NU Online  ·  Selasa, 31 Oktober 2017 | 08:30 WIB

Mengawasi Dana Desa; Sebuah Pendekatan Sosial

Menteri Desa PDT Eko Sandjojo. Foto: NU Online

Oleh: Achmad Faiz MN Abdalla
Dalam catatan Ahmad Erani Yustika (Kompas, Opini, 23/10), sejauh yang sudah tercapai selama dua tahun pelaksanaan program dana desa, sekurangnya lima hal pokok telah dirasakan di lapangan. Pertama, desa berdenyut kembali dalam kegairahan pembangunan yang ditandai oleh maraknya kegiatan musdes dan keterlibatan warga dalam perencanaan sampai eksekusi pembangunan. Kedua, transparansi anggaran menjadi keniscayaan baru sebagai bagian dari akuntabilitas penyelenggara pemerintahan desa.
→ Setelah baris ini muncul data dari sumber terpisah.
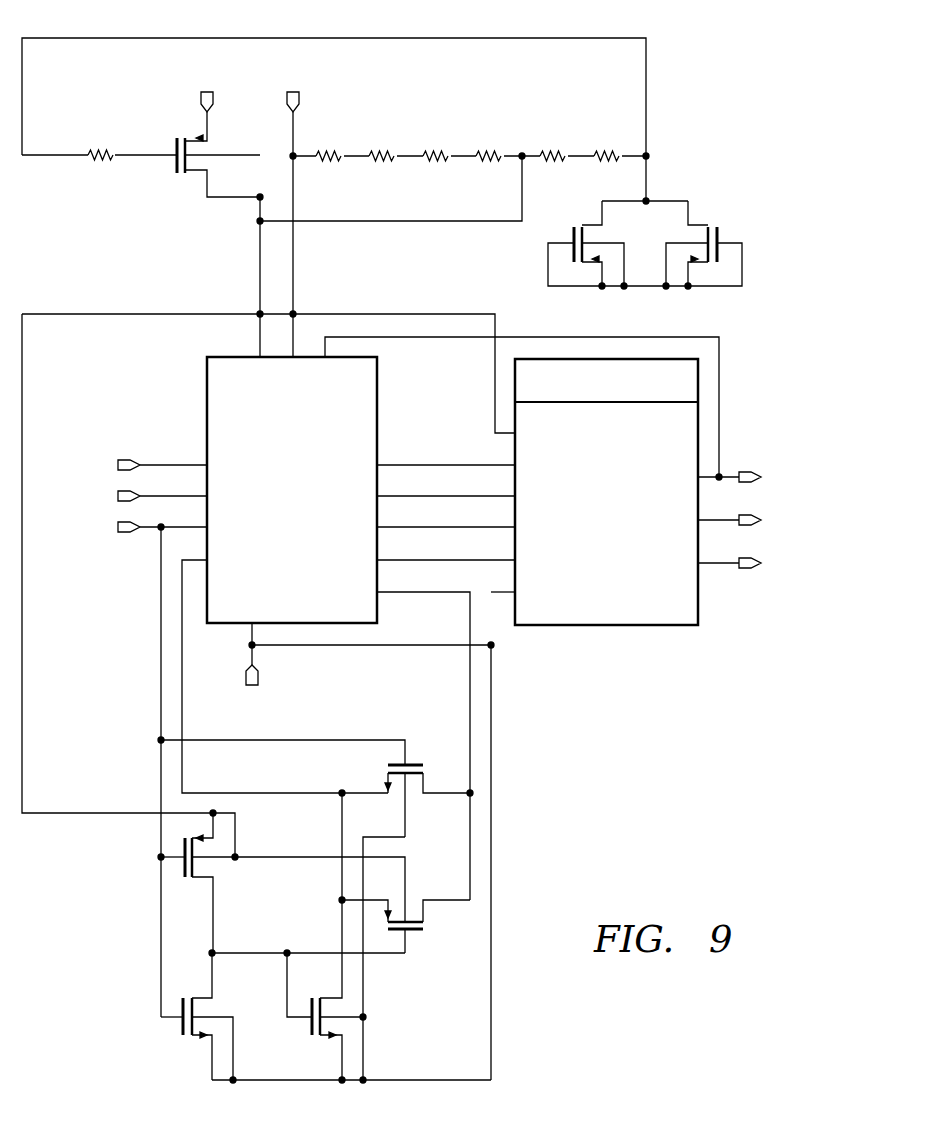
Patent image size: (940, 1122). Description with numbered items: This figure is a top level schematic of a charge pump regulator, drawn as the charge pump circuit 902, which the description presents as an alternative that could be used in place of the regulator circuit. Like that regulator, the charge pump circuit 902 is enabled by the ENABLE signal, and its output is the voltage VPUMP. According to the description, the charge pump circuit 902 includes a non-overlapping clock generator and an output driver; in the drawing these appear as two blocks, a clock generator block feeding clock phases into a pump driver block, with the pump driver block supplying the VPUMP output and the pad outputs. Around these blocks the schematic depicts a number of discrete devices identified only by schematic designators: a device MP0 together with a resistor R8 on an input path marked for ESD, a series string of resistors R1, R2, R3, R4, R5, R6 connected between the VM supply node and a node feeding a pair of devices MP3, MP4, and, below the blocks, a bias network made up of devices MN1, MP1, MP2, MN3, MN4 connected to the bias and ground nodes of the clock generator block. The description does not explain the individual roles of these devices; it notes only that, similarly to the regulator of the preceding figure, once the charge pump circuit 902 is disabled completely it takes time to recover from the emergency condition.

The charge pump circuit 902 is at (448, 560).
The ESD PMOS transistor MP0 is at (218, 154).
The ESD resistor R8 is at (100, 168).
The divider resistor R1 is at (329, 145).
The divider resistor R2 is at (382, 145).
The divider resistor R3 is at (436, 145).
The divider resistor R4 is at (489, 145).
The divider resistor R5 is at (553, 145).
The divider resistor R6 is at (607, 145).
The PMOS transistor MP3 is at (586, 243).
The PMOS transistor MP4 is at (704, 243).
The NMOS bias transistor MN1 is at (427, 801).
The PMOS transistor MP1 is at (208, 883).
The PMOS transistor MP2 is at (406, 915).
The NMOS transistor MN3 is at (209, 1016).
The NMOS transistor MN4 is at (328, 1039).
Ketiga, keswadayaan dan gotong royong terlihat kokoh karena seluruh program harus dijalankan secara swakelola, tak boleh diberikan kepada pihak ketiga. Keempat, munculnya aneka upaya memperkuat kapasitas warga dan pemberdayaan lestari dengan basis budaya dan pengetahuan lokal. Banyak desa yang menginisiasi munculnya sekolah desa, sekolah perempuan, peraturan desa untuk memproteksi sumber daya alam dan ekologi, pembuatan almanak desa, balai rakyat dan masih banyak lagi prakarsa lain.

Kelima, ongkos pembangunan menjadi amat murah karena dikerjakan oleh warga desa dengan semangat keguyuban. Pada 2016 lalu, terbangun hampir 67.000 km jalan, jembatan 511,9 km, dan PAUD 11.926 unit. Dana desa juga dimanfaatkan untuk posyandu 7.524 unit, polindes 3.133 unit, dan sumur 14.034 unit. Dana desa juga digunakan untuk pembangunan tambatan perahu 1.373 unit, pasar desa 1.819 unit, embung 686 unit, drainase 65.998 unit, irigasi 12.596 unit, penahan tanah 38.184 unit, dan ribuan BUMDes (PPMD, 2017).

Namun, harus diakui, meski penyerapan anggaran terbilang tinggi, yakni tahun pertama 82,72 persen dan tahun kedua 97,65 persen, dana desa sangat berpotensi menjadi sumber korupsi baru. ICW mencatat peningkatan kasus korupsi terkait dengan pengelolaan anggaran desa, yakni sekitar 106 kasus yang terjadi sepanjang 2015 sampai September 2017. Jumlah tersebut belum termasuk banyaknya laporan dugaan penyimpangan dana desa lainnya yang mencapai 600 di Satgas Dana Desa hingga periode Juli 2017.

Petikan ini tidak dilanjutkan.